Abstract

Polycategories form a rather natural generalization of multicategories. Besides the domains also the codomains of morphisms are allowed to be strings of objects. Small multicategories can be characterized elegantly as monads in a suitable bicategory of special spans with free monoids as domains. To find a similar description of small polycategories, we first investigate distributive laws in the sense of Beck between cartesian monads S and T on a category X with pullbacks as tools for constructing new bicategories of S-T-spans. We identify a class of “super-cartesian” distributive laws that indeed produce such bicategories in a straightforward manner.If we decompose the free monoid monad (_)∗ into the free semigroup monad and the exception monad, a relation on (_)∗∗ can be defined by means of three super-cartesian distributive laws such that the resulting bicategory of (_)∗-(_)∗-spans has precisely the small planar polycategories as monads. General polycategories require a different construction and a span instead of a relation.

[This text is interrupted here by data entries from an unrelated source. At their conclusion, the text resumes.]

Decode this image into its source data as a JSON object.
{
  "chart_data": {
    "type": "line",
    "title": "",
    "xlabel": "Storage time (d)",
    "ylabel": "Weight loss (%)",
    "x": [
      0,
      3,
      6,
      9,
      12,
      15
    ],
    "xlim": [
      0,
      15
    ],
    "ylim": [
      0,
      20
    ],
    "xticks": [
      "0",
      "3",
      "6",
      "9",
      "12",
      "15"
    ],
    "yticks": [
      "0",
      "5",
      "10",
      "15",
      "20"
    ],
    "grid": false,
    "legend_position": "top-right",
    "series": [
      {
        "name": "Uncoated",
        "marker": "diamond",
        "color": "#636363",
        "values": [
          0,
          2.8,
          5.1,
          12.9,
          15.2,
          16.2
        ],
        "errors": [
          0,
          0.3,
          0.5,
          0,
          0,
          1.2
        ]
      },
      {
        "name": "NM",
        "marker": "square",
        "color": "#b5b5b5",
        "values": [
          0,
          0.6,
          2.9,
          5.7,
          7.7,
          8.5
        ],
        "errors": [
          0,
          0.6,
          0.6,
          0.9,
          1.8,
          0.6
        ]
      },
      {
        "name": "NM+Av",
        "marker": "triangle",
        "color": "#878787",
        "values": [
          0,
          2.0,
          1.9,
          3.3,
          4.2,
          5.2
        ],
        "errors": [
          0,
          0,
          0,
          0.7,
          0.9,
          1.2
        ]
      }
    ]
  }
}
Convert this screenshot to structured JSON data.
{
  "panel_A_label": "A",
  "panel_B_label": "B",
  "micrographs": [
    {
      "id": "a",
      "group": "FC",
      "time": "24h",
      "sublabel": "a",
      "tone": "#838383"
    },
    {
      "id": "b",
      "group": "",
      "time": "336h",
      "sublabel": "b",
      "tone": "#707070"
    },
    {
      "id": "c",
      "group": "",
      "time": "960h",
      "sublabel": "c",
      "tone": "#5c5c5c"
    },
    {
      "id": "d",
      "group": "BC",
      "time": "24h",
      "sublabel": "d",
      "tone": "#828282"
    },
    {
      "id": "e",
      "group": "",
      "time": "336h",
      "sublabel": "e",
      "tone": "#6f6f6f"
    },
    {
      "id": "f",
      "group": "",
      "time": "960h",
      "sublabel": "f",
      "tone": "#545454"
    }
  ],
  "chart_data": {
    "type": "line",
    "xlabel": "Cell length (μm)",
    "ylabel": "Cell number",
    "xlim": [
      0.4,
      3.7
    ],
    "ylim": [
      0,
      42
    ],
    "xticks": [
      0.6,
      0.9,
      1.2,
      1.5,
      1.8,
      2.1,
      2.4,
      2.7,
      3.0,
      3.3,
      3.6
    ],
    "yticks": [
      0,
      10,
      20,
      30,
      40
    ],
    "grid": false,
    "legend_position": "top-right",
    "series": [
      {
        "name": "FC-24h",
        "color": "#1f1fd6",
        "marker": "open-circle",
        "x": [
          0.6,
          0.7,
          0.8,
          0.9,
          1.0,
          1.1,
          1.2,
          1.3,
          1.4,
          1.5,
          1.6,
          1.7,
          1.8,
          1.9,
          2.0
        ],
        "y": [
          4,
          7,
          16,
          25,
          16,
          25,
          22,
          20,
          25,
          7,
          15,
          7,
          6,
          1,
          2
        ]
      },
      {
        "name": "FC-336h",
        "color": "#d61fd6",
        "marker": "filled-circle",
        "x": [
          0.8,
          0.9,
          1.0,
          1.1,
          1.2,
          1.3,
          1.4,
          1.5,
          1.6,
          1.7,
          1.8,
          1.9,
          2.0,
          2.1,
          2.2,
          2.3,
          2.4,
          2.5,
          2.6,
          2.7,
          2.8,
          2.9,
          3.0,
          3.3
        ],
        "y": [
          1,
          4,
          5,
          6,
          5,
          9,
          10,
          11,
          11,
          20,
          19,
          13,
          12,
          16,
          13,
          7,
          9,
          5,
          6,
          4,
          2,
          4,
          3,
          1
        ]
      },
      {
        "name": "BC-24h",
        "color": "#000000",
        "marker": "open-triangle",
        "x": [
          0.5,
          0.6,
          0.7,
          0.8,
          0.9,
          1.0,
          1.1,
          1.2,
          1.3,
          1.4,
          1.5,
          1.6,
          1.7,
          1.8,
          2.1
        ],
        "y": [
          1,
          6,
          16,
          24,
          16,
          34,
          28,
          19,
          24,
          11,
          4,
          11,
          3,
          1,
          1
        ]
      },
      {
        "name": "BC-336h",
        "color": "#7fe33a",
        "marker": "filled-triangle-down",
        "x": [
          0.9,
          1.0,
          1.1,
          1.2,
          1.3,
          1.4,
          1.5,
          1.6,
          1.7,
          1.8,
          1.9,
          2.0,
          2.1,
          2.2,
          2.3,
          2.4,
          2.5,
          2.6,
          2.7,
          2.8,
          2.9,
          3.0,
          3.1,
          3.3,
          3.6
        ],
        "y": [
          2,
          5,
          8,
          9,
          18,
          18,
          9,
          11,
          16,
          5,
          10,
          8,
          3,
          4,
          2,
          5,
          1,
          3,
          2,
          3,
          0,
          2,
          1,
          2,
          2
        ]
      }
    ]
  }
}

However, only the notion of planar polycategory can be generalized to 2-dimensional structures, where objects are replaced by typed 1-cells. “ fc-polycategories” have essentially the same characterization as planar polycategories, but over the base grph rather than set.One of the distributive laws used above, complementation on the free semigroup monad, seems to be new. We identify its algebras as associative double semi-groups.Then we address the question, which spans between TS and ST correctly generalize (super-cartesian) distributive laws and provide an associative composition for S-T-spans with canonical units. We obtain four simple sufficient conditions, best formulated in the fc-multicategory of spans and morphisms in [ X,X], that clarify the notion of super-cartesian distributive law and justify the added generality.Finally, we show how by first quotienting the bicategory X-spn the constructions outlined above can be used even for weakly cartesian monads, in particular the free commutative monoid monad, which fails to be cartesian.